Bitmap|Bloom filter simulation implementation|STL source code analysis series|Hand tearing STL

 Today the blogger brings you the simulation implementation of bitmap and Bloom filter.


foreword

那么这里博主先安利一下一些干货满满的专栏啦!

手撕数据结构https://blog.csdn.net/yu_cblog/category_11490888.html?spm=1001.2014.3001.5482这里包含了博主很多的数据结构学习上的总结,每一篇都是超级用心编写的,有兴趣的伙伴们都支持一下吧!
算法专栏https://blog.csdn.net/yu_cblog/category_11464817.html这里是STL源码剖析专栏,这个专栏将会持续更新STL各种容器的模拟实现。

STL源码剖析https://blog.csdn.net/yu_cblog/category_11983210.html?spm=1001.2014.3001.5482


Bitmap and Bloom filters

bitmap

Bitmap (Bitmap) generally refers to a data structure or technology that uses bits as the smallest unit to store and process data. Bitmaps can be used to represent a set of binary flags or bit states, and can efficiently store large amounts of Boolean information compressed.

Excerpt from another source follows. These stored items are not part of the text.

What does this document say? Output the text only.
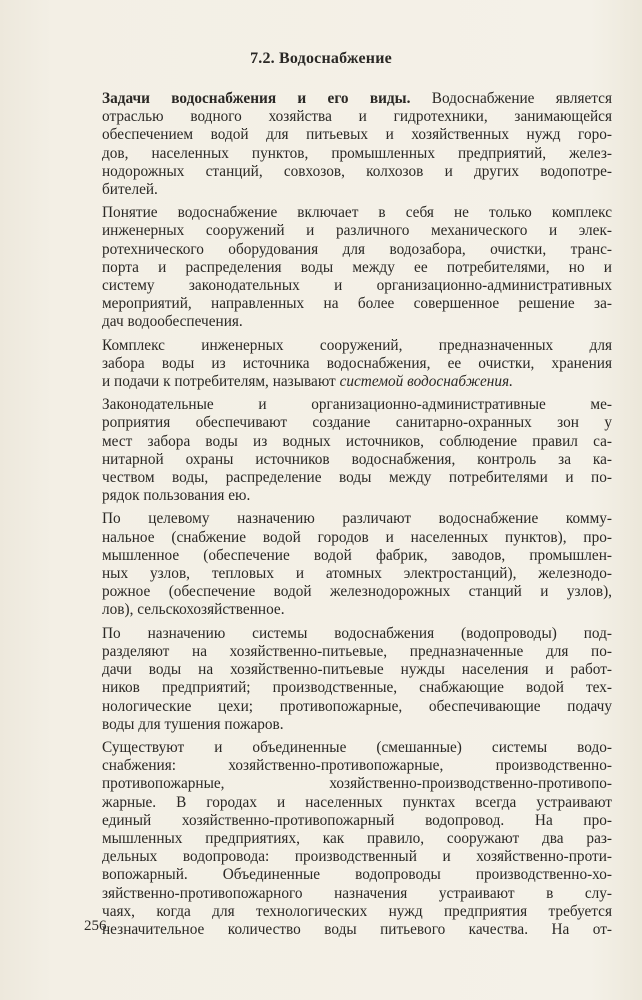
7.2. Водоснабжение
Задачи водоснабжения и его виды. Водоснабжение является
отраслью водного хозяйства и гидротехники, занимающейся
обеспечением водой для питьевых и хозяйственных нужд горо-
дов, населенных пунктов, промышленных предприятий, желез-
нодорожных станций, совхозов, колхозов и других водопотре-
бителей.
Понятие водоснабжение включает в себя не только комплекс
инженерных сооружений и различного механического и элек-
ротехнического оборудования для водозабора, очистки, транс-
порта и распределения воды между ее потребителями, но и
систему законодательных и организационно-административных
мероприятий, направленных на более совершенное решение за-
дач водообеспечения.
Комплекс инженерных сооружений, предназначенных для
забора воды из источника водоснабжения, ее очистки, хранения
и подачи к потребителям, называют системой водоснабжения.
Законодательные и организационно-административные ме-
роприятия обеспечивают создание санитарно-охранных зон у
мест забора воды из водных источников, соблюдение правил са-
нитарной охраны источников водоснабжения, контроль за ка-
чеством воды, распределение воды между потребителями и по-
рядок пользования ею.
По целевому назначению различают водоснабжение комму-
нальное (снабжение водой городов и населенных пунктов), про-
мышленное (обеспечение водой фабрик, заводов, промышлен-
ных узлов, тепловых и атомных электростанций), железнодо-
рожное (обеспечение водой железнодорожных станций и узлов),
лов), сельскохозяйственное.
По назначению системы водоснабжения (водопроводы) под-
разделяют на хозяйственно-питьевые, предназначенные для по-
дачи воды на хозяйственно-питьевые нужды населения и работ-
ников предприятий; производственные, снабжающие водой тех-
нологические цехи; противопожарные, обеспечивающие подачу
воды для тушения пожаров.
Существуют и объединенные (смешанные) системы водо-
снабжения: хозяйственно-противопожарные, производственно-
противопожарные, хозяйственно-производственно-противопо-
жарные. В городах и населенных пунктах всегда устраивают
единый хозяйственно-противопожарный водопровод. На про-
мышленных предприятиях, как правило, сооружают два раз-
дельных водопровода: производственный и хозяйственно-проти-
вопожарный. Объединенные водопроводы производственно-хо-
зяйственно-противопожарного назначения устраивают в слу-
чаях, когда для технологических нужд предприятия требуется
незначительное количество воды питьевого качества. На от-
256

One of the most common uses of bitmaps is to represent the state of a collection or flag. For example, a bitmap can be used to represent a collection of elements, where each element corresponds to a bit in the bitmap. If the value of the bit is 1, it means that the element is in the set; if the value of the bit is 0, it means that the element is not in the set.

In C language, you can use unsigned integer types (eg unsigned int, unsigned long) or arrays to implement bitmaps.

bloom filter

Bloom Filter is a probabilistic data structure for efficiently judging whether an element belongs to a set. It is based on the concept of a bitmap (Bitmap), but uses multiple hash functions to achieve higher lookup efficiency.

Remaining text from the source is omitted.